Pakistan: The Battle for Childhood

By Nasir Aijaz
The AsiaN Representative
ISLAMABAD: Child marriage remains one of Pakistan’s most entrenched human rights crises. Despite decades of activism and a growing legislative firewall, the practice continues to rob millions of girls of their health, education, and childhood.
While the state has made significant strides in recent years to criminalize the practice, these efforts face opposition by religious political parties. One of such opponents is the Jamiat Ulema-e-Islam-Fazl (JUI-F) led by Maulana Fazlur Rehman, who vehemently oppose these laws as contrary to Islamic Sharia.
According to recent data, approximately 18% of girls in Pakistan are married before the age of 18, with nearly 4% married before the age of 15. Pakistan has the sixth-highest number of absolute child brides in the world. The consequences are devastating: early pregnancies leading to high maternal and infant mortality rates, a cessation of education, and a lifetime of economic dependency and vulnerability to domestic violence.
For decades, the country relied on the colonial-era Child Marriage Restraint Act of 1929, which set the marriageable age at 16 for girls and 18 for boys. The penalties were weak (a trivial fine and a month of imprisonment), and the marriage itself remained valid even if the law was broken.
Sindh became the first province to challenge the status quo by passing the Sindh Child Marriage Restraint Act, 2013. This landmark law raised the minimum marriage age to 18 for both boys and girls, making child marriage a cognizable and non-bailable offense.
The Punjab government passed the Punjab Marriage Restraint (Amendment) Act 2015. While it significantly increased penalties (fines up to PKR50,000 and six months imprisonment), it failed to raise the minimum age for girls, leaving it at 16.
In a major victory for rights activists, the Islamabad Capital Territory Child Marriage Restraint Act 2025 was recently enacted, raising the marriage age to 18 for both sexes in the capital. Following suit, Balochistan also passed legislation in late 2025 raising the age to 18, marking a historic shift in a socially conservative province.
While the state moves toward protection, religious political parties have consistently acted as the primary roadblock. The opposition is led principally by the Jamiat Ulema-e-Islam (JUI-F) and its chief, Maulana Fazlur Rehman. Their resistance is not merely political but ideological, rooted in a specific interpretation of Islamic jurisprudence.
Maulana Fazlur Rehman and his party maintain that setting a minimum age for marriage is “un-Islamic” and a violation of Sharia. They argue that in Islam, the eligibility for marriage is determined by puberty, not a numerical age enacted by the parliament. Therefore, once a girl reaches puberty, she is eligible for marriage, regardless of whether she is 18 or younger.
Fazlur Rehman has frequently characterized child marriage prevention laws as a “Western agenda” aimed at destroying the Muslim family system and promoting “vulgarity”.

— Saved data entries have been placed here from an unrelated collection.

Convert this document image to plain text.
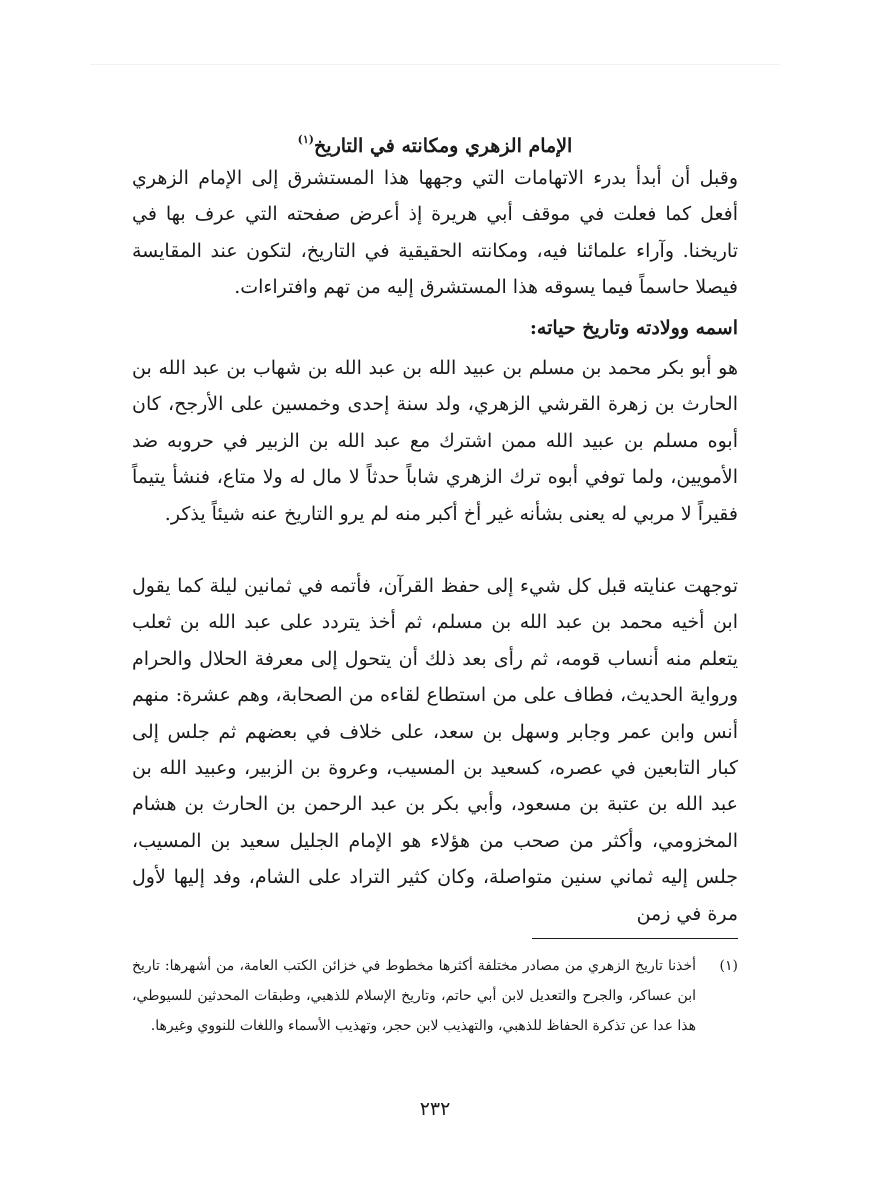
الإمام الزهري ومكانته في التاريخ$^{(١)}$

وقبل أن أبدأ بدرء الاتهامات التي وجهها هذا المستشرق إلى الإمام الزهري أفعل كما فعلت في موقف أبي هريرة إذ أعرض صفحته التي عرف بها في تاريخنا. وآراء علمائنا فيه، ومكانته الحقيقية في التاريخ، لتكون عند المقايسة فيصلا حاسماً فيما يسوقه هذا المستشرق إليه من تهم وافتراءات.

اسمه وولادته وتاريخ حياته:

هو أبو بكر محمد بن مسلم بن عبيد الله بن عبد الله بن شهاب بن عبد الله بن الحارث بن زهرة القرشي الزهري، ولد سنة إحدى وخمسين على الأرجح، كان أبوه مسلم بن عبيد الله ممن اشترك مع عبد الله بن الزبير في حروبه ضد الأمويين، ولما توفي أبوه ترك الزهري شاباً حدثاً لا مال له ولا متاع، فنشأ يتيماً فقيراً لا مربي له يعنى بشأنه غير أخ أكبر منه لم يرو التاريخ عنه شيئاً يذكر.

توجهت عنايته قبل كل شيء إلى حفظ القرآن، فأتمه في ثمانين ليلة كما يقول ابن أخيه محمد بن عبد الله بن مسلم، ثم أخذ يتردد على عبد الله بن ثعلب يتعلم منه أنساب قومه، ثم رأى بعد ذلك أن يتحول إلى معرفة الحلال والحرام ورواية الحديث، فطاف على من استطاع لقاءه من الصحابة، وهم عشرة: منهم أنس وابن عمر وجابر وسهل بن سعد، على خلاف في بعضهم ثم جلس إلى كبار التابعين في عصره، كسعيد بن المسيب، وعروة بن الزبير، وعبيد الله بن عبد الله بن عتبة بن مسعود، وأبي بكر بن عبد الرحمن بن الحارث بن هشام المخزومي، وأكثر من صحب من هؤلاء هو الإمام الجليل سعيد بن المسيب، جلس إليه ثماني سنين متواصلة، وكان كثير التراد على الشام، وفد إليها لأول مرة في زمن

(١)
أخذنا تاريخ الزهري من مصادر مختلفة أكثرها مخطوط في خزائن الكتب العامة، من أشهرها: تاريخ ابن عساكر، والجرح والتعديل لابن أبي حاتم، وتاريخ الإسلام للذهبي، وطبقات المحدثين للسيوطي، هذا عدا عن تذكرة الحفاظ للذهبي، والتهذيب لابن حجر، وتهذيب الأسماء واللغات للنووي وغيرها.

٢٣٢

The JUI-F often cites rulings by the Council of Islamic Ideology (CII), a constitutional body that advises the legislature on Sharia. The CII has declared that restricting marriage age is un-Islamic, though they have recently softened their stance to say the government can set an age for administrative purposes—a nuance the hardliners often ignore.
The JUI-F has moved beyond rhetoric to actively sabotage legislation. Immediately following the passage of the Islamabad Capital Territory Child Marriage Restraint Act in May 2025, Maulana Fazlur Rehman publicly rejected the law. He termed it a war against Islamic values and announced nationwide protest rallies to pressure the government into retraction.
During legislative sessions in both the National Assembly and provincial assemblies, JUI-F lawmakers have been observed tearing up copies of child marriage bills, shouting slogans, and causing physical commotion to prevent voting.
For years, senators affiliated with JUI-F and Jamaat-e-Islami effectively killed private member bills seeking to raise the marriage age by referring them endlessly to standing committees or the CII, where they would languish and die.
The religious opposition’s stance suffered a significant legal blow in 2023-2024 when the Federal Shariat Court (FSC), the highest Islamic court in the country, ruled that setting a minimum age for marriage is not un-Islamic. The court reasoned that an Islamic state has the right to legislate for the well-being of its citizens.
Despite this ruling, Maulana Fazlur Rehman and his supporters continue to oppose the laws politically, ignoring the FSC’s judgment in favor of their traditionalist interpretations.
The fight against child marriage in Pakistan is a conflict between two visions of the future. On one side stands the state and civil society, armed with data and a desire to protect children from physical and economic harm. On the other stands a powerful religious lobby, who view these protections as an encroachment on religious liberty.
While the passage of the 2025 laws in Islamabad proves that the state is finally finding the political will to defy this pressure, and the religious groups will continue to agitate, the fundamental issue that will haunt the country is the strict enforcement of these laws to protect the childhood of girls.